La Fayette nous voilà ! : les Américains dans la Grande Guerre

Les Poilus - et tous les Français ! - attendaient avec impatience «les chars et les Américains».
Quand, en avril 1917, les États-Unis se jettent enfin dans la bataille, l'espoir renait dans les
rues et dans les tranchées. On imagine mal aujourd'hui la ferveur et l'enthousiasme suscités
par le débarquement à Boulogne, le 13 juin 1917, du général Pershing et de sa poignée de
«Sammies», avant-garde encore bien symbolique d'un corps expéditionnaire qui, en moins
de deux ans, va faire basculer le sort des armes en faveur des Alliés. Lorsque sonnera le
clairon de l'armistice, plus d'un million de soldats américains seront en ligne, tout auréolés
d'une gloire gagnée à Cantigny, au bois de Belleau, à Saint-Mihiel ou dans l'Argonne. Et près
de 50 000 de ces garçons venus de Brooklyn, Harlem, Providence ou Dallas reposeront dans
la terre de France, ou auront disparu à tout jamais dans l'enfer des bombardements, les
corps à corps ou les attaques aux gaz.
C'est leur histoire, finalement très mal connue des Français, que ce livre raconte, par le texte
- une somme rédigée par les meilleurs historiens et civilisationnistes - et par l'image : plus de
2 000 photographies, dessins et documents d'une qualité exceptionnelle, fruit d'années de
recherches dans les archives du monde entier, légendés avec soin par des iconographes qui se
sont souvent transformés en détectives pour en retrouver l'origine et pour identifier, dans la
mesure du possible, les scènes ou les personnages représentés.
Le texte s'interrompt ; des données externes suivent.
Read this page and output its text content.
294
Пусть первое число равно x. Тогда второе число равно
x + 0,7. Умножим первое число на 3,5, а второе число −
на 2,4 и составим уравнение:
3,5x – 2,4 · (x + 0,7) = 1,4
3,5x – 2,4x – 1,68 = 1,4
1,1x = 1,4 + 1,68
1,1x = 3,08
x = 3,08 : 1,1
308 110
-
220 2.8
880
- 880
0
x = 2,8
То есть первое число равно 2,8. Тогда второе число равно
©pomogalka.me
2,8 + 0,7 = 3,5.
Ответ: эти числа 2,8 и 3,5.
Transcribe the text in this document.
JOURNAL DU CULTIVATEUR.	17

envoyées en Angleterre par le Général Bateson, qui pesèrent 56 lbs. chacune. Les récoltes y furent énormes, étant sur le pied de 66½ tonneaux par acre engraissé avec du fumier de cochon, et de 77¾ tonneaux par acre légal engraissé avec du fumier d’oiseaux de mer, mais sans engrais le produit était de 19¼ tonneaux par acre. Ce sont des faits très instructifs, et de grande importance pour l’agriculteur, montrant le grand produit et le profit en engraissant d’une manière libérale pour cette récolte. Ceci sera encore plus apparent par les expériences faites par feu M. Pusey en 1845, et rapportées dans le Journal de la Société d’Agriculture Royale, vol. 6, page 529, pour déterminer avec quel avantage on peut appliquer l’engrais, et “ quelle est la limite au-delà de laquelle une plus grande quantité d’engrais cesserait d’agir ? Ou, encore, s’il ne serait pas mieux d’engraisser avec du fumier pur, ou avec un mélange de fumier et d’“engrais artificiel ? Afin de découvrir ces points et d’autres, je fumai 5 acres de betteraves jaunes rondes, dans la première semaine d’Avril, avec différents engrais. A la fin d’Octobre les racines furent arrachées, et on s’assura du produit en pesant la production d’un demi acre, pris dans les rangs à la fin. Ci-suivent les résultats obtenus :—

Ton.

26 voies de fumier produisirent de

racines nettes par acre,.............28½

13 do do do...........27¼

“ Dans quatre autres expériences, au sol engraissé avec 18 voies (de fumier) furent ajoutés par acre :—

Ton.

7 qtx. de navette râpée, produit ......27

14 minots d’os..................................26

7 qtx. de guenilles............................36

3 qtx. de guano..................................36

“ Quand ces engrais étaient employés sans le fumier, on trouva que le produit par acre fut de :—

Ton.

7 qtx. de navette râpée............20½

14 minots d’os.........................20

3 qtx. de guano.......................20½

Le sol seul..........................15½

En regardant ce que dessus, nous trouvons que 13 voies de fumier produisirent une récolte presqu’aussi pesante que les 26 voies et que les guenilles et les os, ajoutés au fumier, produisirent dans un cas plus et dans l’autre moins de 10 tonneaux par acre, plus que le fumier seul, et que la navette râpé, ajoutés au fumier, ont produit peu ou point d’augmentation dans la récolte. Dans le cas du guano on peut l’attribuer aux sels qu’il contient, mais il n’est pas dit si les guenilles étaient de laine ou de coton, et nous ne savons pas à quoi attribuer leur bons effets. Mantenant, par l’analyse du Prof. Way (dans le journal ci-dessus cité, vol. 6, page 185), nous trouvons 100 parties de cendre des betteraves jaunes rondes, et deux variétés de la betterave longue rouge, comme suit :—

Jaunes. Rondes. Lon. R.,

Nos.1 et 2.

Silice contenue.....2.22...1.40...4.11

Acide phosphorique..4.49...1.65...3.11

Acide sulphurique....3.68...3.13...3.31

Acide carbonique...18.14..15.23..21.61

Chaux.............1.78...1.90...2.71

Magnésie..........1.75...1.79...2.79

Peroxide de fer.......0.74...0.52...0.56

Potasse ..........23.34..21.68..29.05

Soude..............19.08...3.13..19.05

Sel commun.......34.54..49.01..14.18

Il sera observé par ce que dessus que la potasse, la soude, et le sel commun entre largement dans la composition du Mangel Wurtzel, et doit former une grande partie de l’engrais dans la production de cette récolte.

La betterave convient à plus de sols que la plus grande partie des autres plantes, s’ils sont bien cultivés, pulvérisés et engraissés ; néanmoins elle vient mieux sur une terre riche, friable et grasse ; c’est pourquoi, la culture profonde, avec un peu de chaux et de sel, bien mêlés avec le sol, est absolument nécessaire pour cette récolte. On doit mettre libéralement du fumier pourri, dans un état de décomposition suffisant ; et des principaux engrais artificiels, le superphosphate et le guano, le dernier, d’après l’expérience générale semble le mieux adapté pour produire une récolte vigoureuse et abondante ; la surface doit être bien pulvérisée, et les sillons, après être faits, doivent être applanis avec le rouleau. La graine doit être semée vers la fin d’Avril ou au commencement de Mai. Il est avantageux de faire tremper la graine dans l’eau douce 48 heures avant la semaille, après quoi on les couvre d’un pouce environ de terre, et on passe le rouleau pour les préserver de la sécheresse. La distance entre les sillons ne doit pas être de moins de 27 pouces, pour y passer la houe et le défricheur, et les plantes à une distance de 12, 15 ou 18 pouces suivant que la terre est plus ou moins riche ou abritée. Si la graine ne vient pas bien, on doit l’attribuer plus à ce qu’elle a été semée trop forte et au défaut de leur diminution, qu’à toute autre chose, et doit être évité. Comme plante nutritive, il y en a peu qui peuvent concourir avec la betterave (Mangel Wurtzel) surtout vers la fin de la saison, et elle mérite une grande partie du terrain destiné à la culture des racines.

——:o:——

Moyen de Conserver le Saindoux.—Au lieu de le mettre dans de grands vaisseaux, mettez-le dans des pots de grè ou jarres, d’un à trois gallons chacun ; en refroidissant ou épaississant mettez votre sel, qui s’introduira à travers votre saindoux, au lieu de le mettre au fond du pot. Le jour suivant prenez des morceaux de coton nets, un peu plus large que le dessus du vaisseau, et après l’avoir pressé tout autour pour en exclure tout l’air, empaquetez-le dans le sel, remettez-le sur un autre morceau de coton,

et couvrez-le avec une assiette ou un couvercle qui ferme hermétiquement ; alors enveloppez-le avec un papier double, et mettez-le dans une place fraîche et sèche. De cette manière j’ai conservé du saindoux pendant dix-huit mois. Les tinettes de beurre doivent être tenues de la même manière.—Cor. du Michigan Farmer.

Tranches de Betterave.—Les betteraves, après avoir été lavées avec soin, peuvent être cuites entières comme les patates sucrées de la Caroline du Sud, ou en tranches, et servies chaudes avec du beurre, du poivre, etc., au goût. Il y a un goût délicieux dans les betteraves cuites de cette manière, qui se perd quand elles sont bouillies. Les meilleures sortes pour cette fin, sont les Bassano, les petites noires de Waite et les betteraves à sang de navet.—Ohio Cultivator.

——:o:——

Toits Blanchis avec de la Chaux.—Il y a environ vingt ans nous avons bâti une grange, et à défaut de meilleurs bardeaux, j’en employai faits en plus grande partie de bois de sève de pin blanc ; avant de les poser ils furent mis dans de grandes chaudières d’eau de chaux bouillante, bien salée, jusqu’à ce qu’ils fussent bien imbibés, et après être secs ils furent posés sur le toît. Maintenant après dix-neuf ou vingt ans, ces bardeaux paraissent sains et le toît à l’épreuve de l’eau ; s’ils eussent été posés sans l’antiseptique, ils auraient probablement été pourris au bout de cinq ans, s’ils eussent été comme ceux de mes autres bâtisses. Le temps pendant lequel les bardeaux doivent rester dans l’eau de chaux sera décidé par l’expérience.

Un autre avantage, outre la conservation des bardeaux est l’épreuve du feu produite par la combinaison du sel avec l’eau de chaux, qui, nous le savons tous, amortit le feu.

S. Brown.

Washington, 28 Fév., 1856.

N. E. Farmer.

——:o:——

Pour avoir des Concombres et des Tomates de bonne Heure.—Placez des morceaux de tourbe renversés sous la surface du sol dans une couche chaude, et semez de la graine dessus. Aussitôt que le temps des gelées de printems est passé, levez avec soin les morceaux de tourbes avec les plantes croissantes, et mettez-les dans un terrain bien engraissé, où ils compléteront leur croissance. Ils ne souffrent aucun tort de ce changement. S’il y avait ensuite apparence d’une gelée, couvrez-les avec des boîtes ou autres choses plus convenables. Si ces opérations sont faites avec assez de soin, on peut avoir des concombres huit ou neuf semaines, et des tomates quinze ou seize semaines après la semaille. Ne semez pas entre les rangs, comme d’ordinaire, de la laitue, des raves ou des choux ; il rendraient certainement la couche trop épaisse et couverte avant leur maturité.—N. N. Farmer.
Au-delà des batailles où s'illustrèrent les Sammies, cet ouvrage monumental retrace les
étapes de l'entrée en guerre d'une nation longtemps indifférente aux malheurs de l'Europe,
souligne le rôle décisif du président Wilson, et montre comment ce dernier réussit à
convaincre ses compatriotes de rompre avec l'isolationnisme. À cet égard, «La Fayette nous
voilà !» offre une vision originale et vivante de cette Amérique que l'on ne connaissait guère
à l'époque que par les textes d'Alexis de Tocqueville ou les Wild West Shows de Buffalo Bill,
mais qui, en réalité, était déjà la première puissance industrielle du monde. C'est un véritable
«choc des civilisations» que ce livre nous fait vivre : celui que produisit l'arrivée, sur un Vieux
Continent encore ancré dans ses traditions et ses habitudes séculaires, de millions de jeunes
hommes venus de New York, de Virginie ou du Kansas au nom d'une certaine idée de la
démocratie et de la liberté. Par leurs uniformes fonctionnels, leur nourriture industrielle,
leurs rythmes syncopés, leur machinisme triomphant, leur incroyable modernité qui fascinera
tant les Européens, les «doughboys» de la Grande Guerre incarnent la fin du XIX<sup>e</sup> siècle et
l'avènement triomphal du monde d'aujourd'hui. Et les pages héroïques écrites avec leur sang,
leur sueur et leurs larmes par ces frères d'armes venus d'Amérique font à présent partie de
notre histoire et de notre mémoire, au même titre que le débarquement du 6 juin 1944 ou
la Libération de la France par les GI's.